I was waiting outside one of my favorite Charleston spots (Kickin Chicken) for a to-go lunch order on Tuesday. Thinking. People watching. I looove to people watch. And coming down the sidewalk I spotted a group of 3: Mom, Son (3ish), and Grandmother (i'm assuming). Mom was sprinting to get inside while Granny and baby boy were strolling a good 20 feet back - they were hand holding and laughing. And Mom was missing it! Granted, I don't know the circumstances. Maybe this wasn't even her son. Maybe Granny rarely gets to see baby boy so Mom was giving them space. Maybe baby boy was mad at Mom and didn't want to hold her hand. Maybe Mom had explosive diarrhea. I don't know. My eyes can only interpret what they saw... and that was a Mom who was not present in a beautiful moment with her Son and Mother.
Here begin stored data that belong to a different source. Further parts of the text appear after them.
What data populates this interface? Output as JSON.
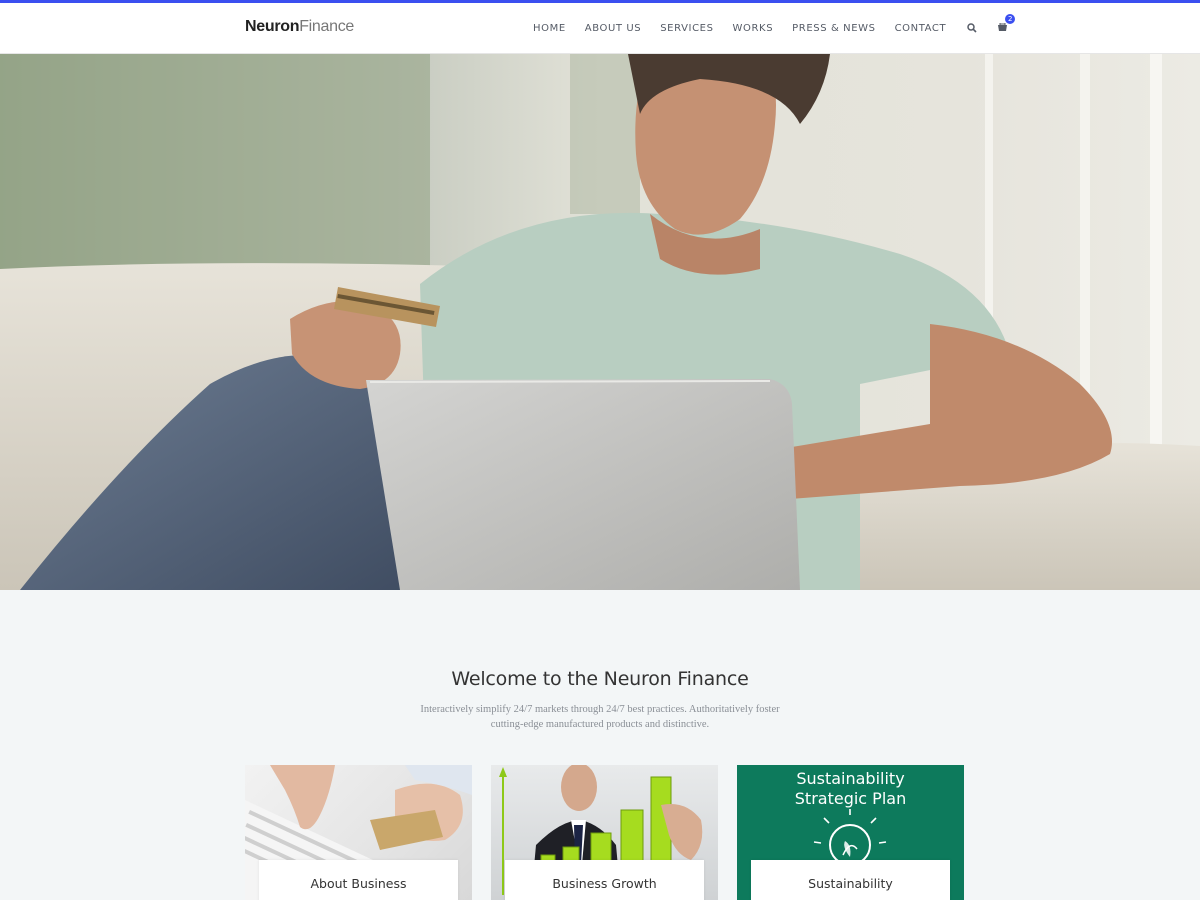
{
  "brand": {
    "name_bold": "Neuron",
    "name_light": "Finance"
  },
  "nav": {
    "items": [
      "HOME",
      "ABOUT US",
      "SERVICES",
      "WORKS",
      "PRESS & NEWS",
      "CONTACT"
    ],
    "cart_count": "2"
  },
  "welcome": {
    "title": "Welcome to the Neuron Finance",
    "text": "Interactively simplify 24/7 markets through 24/7 best practices. Authoritatively foster cutting-edge manufactured products and distinctive."
  },
  "cards": [
    {
      "label": "About Business"
    },
    {
      "label": "Business Growth"
    },
    {
      "label": "Sustainability",
      "image_text_line1": "Sustainability",
      "image_text_line2": "Strategic Plan"
    }
  ],
  "colors": {
    "accent": "#3b4ff0",
    "green": "#0d7a5c"
  }
}
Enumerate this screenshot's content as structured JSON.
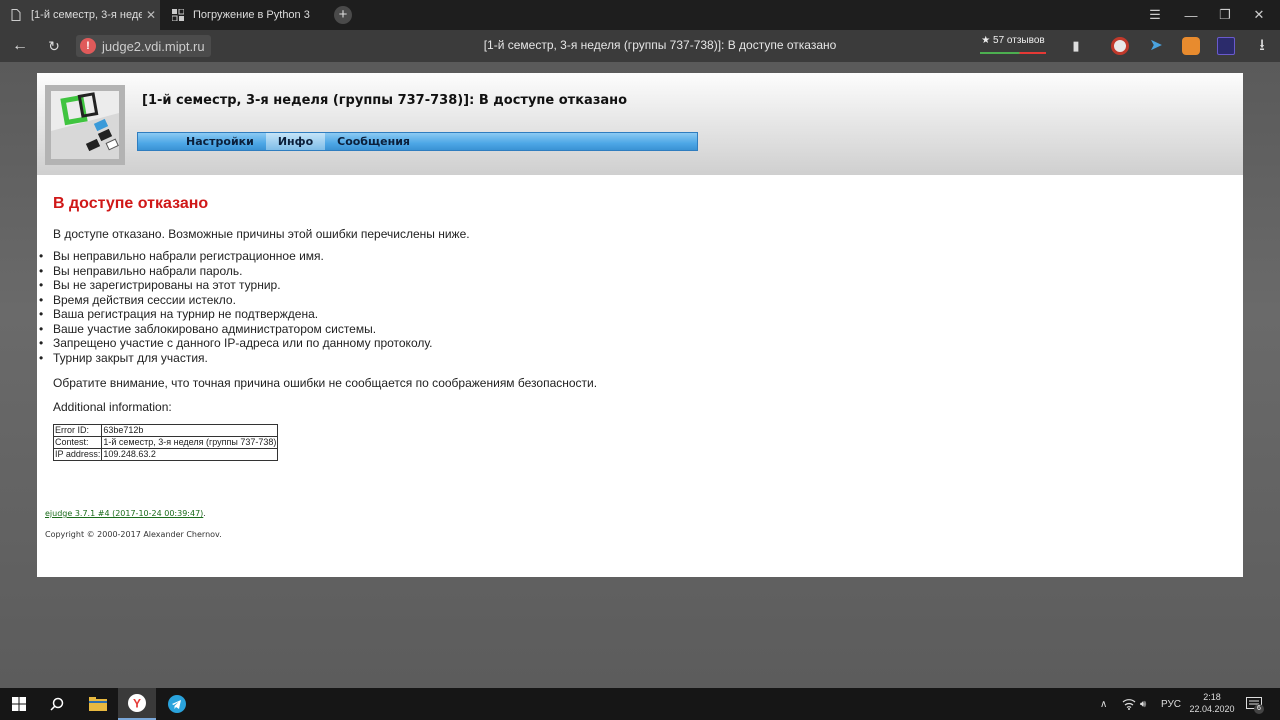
{
  "browser": {
    "tabs": [
      {
        "title": "[1-й семестр, 3-я недел",
        "active": true
      },
      {
        "title": "Погружение в Python 3",
        "active": false
      }
    ],
    "url": "judge2.vdi.mipt.ru",
    "page_title": "[1-й семестр, 3-я неделя (группы 737-738)]: В доступе отказано",
    "reviews": "★ 57 отзывов"
  },
  "header": {
    "title": "[1-й семестр, 3-я неделя (группы 737-738)]: В доступе отказано",
    "menu": [
      "Настройки",
      "Инфо",
      "Сообщения"
    ]
  },
  "content": {
    "heading": "В доступе отказано",
    "intro": "В доступе отказано. Возможные причины этой ошибки перечислены ниже.",
    "reasons": [
      "Вы неправильно набрали регистрационное имя.",
      "Вы неправильно набрали пароль.",
      "Вы не зарегистрированы на этот турнир.",
      "Время действия сессии истекло.",
      "Ваша регистрация на турнир не подтверждена.",
      "Ваше участие заблокировано администратором системы.",
      "Запрещено участие с данного IP-адреса или по данному протоколу.",
      "Турнир закрыт для участия."
    ],
    "note": "Обратите внимание, что точная причина ошибки не сообщается по соображениям безопасности.",
    "additional": "Additional information:",
    "info_table": [
      {
        "label": "Error ID:",
        "value": "63be712b"
      },
      {
        "label": "Contest:",
        "value": "1-й семестр, 3-я неделя (группы 737-738)"
      },
      {
        "label": "IP address:",
        "value": "109.248.63.2"
      }
    ]
  },
  "footer": {
    "version_link": "ejudge 3.7.1 #4 (2017-10-24 00:39:47)",
    "version_suffix": ".",
    "copyright": "Copyright © 2000-2017 Alexander Chernov."
  },
  "taskbar": {
    "lang": "РУС",
    "time": "2:18",
    "date": "22.04.2020",
    "notif_count": "6"
  }
}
It made me sad. Not really sad for the boy because he looked content. It made me sad for Sully; and for me (if that makes any sense)… sad for all the moments where that may have been me – rushing and not pausing to enjoy hidden moments that may never come again. Although Sully and I have many, MANY great moments together, I know there are times that I miss out and don't even realize. Like when I opt to surf the internet while John takes him for a stroll outside or when I coerce him to play with his toys so I can catch up on Young & the Restless.
And it’s not just with Sully. There are so many things happening in my life that I speed through and don’t appreciate until they’re over. I have this strange tendency to enjoy events more in theory than when they actually occur because I allow stress to dominate my other emotions. It can be one of the great obstructions from life’s pleasures and one that I frequently combat. Case in point - the day I was fitted for my wedding gown. I should have been GLOWING. Instead I was hurried and flustered because it was a “hectic” day. I had to make a conscious effort to stop and savor that moment. Indulge in the fact that the wedding dress I had been waiting months for was lying in the back of my car and it was just as beautiful as I had anticipated.
Sitting there in the Kickin Chicken parking lot, I resolved myself to get caught up in the little moments with Sully (and with everything for that matter). As fate would have it, I got a lesson all too soon. Sully had a seizure (his first) 4 hours after my lunch revelation. Seizures are not a part of my vocabulary. No one in my family has ever had one, I have never had one, and don’t have any friends that have them. So when the daycare called to tell me, unthinkable images began to sprout through my mind. Fortunately (I guess you could say), the doctor said it was due to a fast spike in his fever brought on by pneumonia and a double ear infection which apparently is common. Regardless of how serious or not, that was enough of a jolt for me. Like a sign from God. It feels so cliché saying it but I will anyway – we are not promised any amount of days on this earth and right now, starting today, I want to make sure that whether its 20 days or 20,000, I live them the best that I possibly can. That I max out as much caring and sharing, fun and laughter as I possibly can so that Sully’s life can be full of great days and one day he we can look back and think "what a wonderful life".